Alexander came from hearty stock. Although he later claimed to be the son of Zeus, Philip of Macedon was his father. Philip was gifted physically and mentally and, he like his son was a mortal. Alexander’s mother, Olympias, was alive and well at the time of his terminal illness, as was his younger sister, Cleopatra. His older brother, Arrhidaeus, was severely retarded, most likely from birth, but some say that Olympias gave him drugs that ruined his health and reduced his understanding.
Alexander was bisexual. He had three wives, the newest of whom was pregnant with his only child. Also, he had at least two male partners, especially Hephaeston, who was his oldest friend, lover, and most trusted commander. He is reported to have had a sexual relationship with the Persian eunuch, Bagoas, who had formerly served Darius. Nevertheless, prior to his return from India to Persia, Alexander had indulged in the bodily pleasures quite moderately and generally was temperate in regard to his diet and almost everything except his love of glory and of knowledge, both of which he pursued indulgently and excessively.
Although numerous conditions- often poisoning, malaria, or pancreatitis- have been postulated to be the cause of his final illness, his symptoms and signs, in particular, the progressive weakness abdominal pain, aphonia, and post-mortem incorruptibility, point to the diagnosis being typhoid fever complicated by ascending paralysis. Alexander’s oldest and closest friend, Hephaeston, also probably died of typhoid fever. Possibly, they were infected from a common source.
Initially, Alexander exhibited the classic symptoms and signs of typhoid fever- remitting fever that climbed in stair-stem fashion to continuous high fever, along with abdominal pain, malaise, and generalized weakness that progressed in a pattern suggestive of ascending paralysis. At first, the weakness was manifested by an inability to walk and then to perform the usual daily sacrifices. Ultimately, his power of speech failed as the higher motor areas became progressively more involved in the ascending paralysis.

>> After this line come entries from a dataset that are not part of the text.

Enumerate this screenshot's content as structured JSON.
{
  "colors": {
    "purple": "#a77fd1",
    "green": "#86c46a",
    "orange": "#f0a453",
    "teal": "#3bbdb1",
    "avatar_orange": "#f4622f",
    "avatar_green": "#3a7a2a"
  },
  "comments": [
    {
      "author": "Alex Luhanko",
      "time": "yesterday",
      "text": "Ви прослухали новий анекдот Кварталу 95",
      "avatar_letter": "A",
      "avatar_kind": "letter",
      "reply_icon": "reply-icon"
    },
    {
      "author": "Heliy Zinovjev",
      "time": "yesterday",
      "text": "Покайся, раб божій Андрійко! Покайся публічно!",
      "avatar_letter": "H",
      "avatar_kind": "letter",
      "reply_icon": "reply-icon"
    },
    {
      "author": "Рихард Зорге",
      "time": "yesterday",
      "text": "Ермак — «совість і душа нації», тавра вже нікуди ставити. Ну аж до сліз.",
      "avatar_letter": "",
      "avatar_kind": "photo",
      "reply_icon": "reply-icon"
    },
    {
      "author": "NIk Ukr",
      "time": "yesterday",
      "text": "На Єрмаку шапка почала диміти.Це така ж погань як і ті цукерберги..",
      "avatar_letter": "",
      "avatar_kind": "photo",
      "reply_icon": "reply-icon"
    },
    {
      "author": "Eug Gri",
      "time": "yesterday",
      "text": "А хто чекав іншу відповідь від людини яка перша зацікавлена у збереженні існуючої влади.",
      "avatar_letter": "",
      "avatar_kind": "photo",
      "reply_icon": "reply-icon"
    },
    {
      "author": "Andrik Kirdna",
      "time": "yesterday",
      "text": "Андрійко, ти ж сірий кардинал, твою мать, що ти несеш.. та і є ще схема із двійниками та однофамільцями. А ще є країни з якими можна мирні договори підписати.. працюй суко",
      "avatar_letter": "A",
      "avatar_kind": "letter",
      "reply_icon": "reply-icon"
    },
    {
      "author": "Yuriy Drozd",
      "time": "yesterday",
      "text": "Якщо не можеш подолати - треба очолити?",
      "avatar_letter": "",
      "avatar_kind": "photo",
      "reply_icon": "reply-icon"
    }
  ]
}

If Alexander’s corpse was surprisingly fresh when the embalmers arrived, as is reported, even though considerable time had elapsed since he died, tow explanations are plausible. Either the story is apocryphal or Alexander died later than was believed. Possibly, typhoid-induced Landry- Guillain-Barre syndrome created the appearance of death for a number of days prior to the actual event. If so, the robust Alexander of little more than a week earlier might have enabled the apparently dead Alexander to teeter at the very precipice of death without food or water for several days before he finally succumbed.
If Alexander had survived his fatal attack of typhoid fever, we can only wonder how much longer he might have lived or what other worlds he might have conquered. In many respects, what is remarkable is not that he died so young, but that he had survived so long despite extended periods of extreme privation, exposure to rampant communicable diseases, heavy alcohol consumption in his later years, and the intense court intrigues that often had lead to the “death of kings".